The attack was planned for October or November, and the investigation of it began about a year ago, he said.
The FBI and Department of Homeland Security called the plotters a "terrorist network," and Lebanese officials said the suspect in custody there had confessed, calling himself the mastermind of the plot and pledging allegiance to al Qaeda and Osama bin Laden.
"We believe we have what I'll call eight principal players and that we have them largely identified," Mershon said, adding that the suspects were on three continents. He declined to disclose the nationalities of the suspects.
"We don't have charges pending in the US so there certainly will be no extradition," he said.
A Lebanese government source in Beirut told Reuters authorities there had arrested 31-year-old Assem Hammoud, also known as Amir al-Andalousi, and said he was "a suspect in a plot to bomb a tunnel in New York."
"After questioning he confessed ... that he was planning to travel to Pakistan for four months training and that the date for the attack was decided to be late in 2006," Lebanon's Interior Ministry said in a statement.

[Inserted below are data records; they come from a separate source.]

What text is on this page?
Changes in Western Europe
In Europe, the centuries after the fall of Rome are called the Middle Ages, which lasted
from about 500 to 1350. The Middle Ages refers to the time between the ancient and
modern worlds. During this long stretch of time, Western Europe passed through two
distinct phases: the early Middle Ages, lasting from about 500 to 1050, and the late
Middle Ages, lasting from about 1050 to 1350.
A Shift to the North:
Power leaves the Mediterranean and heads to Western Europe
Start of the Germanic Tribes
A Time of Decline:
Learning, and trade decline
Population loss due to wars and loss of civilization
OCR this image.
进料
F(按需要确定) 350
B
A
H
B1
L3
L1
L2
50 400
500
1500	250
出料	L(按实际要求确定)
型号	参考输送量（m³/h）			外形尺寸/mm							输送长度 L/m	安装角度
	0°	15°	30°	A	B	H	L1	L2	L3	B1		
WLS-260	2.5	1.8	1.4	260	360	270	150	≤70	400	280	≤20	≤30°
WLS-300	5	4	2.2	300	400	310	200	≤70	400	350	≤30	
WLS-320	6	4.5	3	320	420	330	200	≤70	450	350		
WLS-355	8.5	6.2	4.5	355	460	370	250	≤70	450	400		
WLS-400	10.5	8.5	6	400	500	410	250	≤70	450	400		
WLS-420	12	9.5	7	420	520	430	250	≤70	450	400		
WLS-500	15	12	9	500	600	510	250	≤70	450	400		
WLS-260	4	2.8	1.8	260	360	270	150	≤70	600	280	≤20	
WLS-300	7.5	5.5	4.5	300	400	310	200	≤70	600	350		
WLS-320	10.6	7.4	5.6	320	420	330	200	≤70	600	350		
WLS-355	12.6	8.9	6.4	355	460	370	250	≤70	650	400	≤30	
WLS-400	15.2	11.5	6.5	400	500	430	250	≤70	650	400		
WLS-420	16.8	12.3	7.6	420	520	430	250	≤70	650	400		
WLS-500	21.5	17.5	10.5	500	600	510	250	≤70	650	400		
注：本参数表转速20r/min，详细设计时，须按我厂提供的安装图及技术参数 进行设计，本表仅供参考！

An initial report of the plot in New York's Daily News had said the target was the car-carrying Holland Tunnel.
The newspaper said the intent was to flood the Wall Street financial district, but experts said such a blast would not have flooded areas above the water level. Wall Street is some three km from the tunnel, which is dug under bedrock and reinforced with concrete and steel.
The plot was uncovered by monitoring internet chat rooms, the Daily News reported. The report was published on the first anniversary of the London suicide bombings on trains and a bus that killed 52 people.
It was the second recent domestic threat authorities have said they broke up in the early stages, following the arrest of seven people last month on suspicion of a plan to attack the Sears Tower in Chicago. One official described that plot as being "more aspirational than operational."
The PATH - Port Authority Trans-Hudson - system maintains three Hudson River tunnels, two of which connect New Jersey with Lower Manhattan through the former World Trade Centre site. A third goes to midtown Manhattan via Greenwich Village.
The tubes, which date to the early 1900s, have long been considered a soft target by security experts.
The PATH carries an estimated 215,000 passengers each weekday, according to the Port Authority.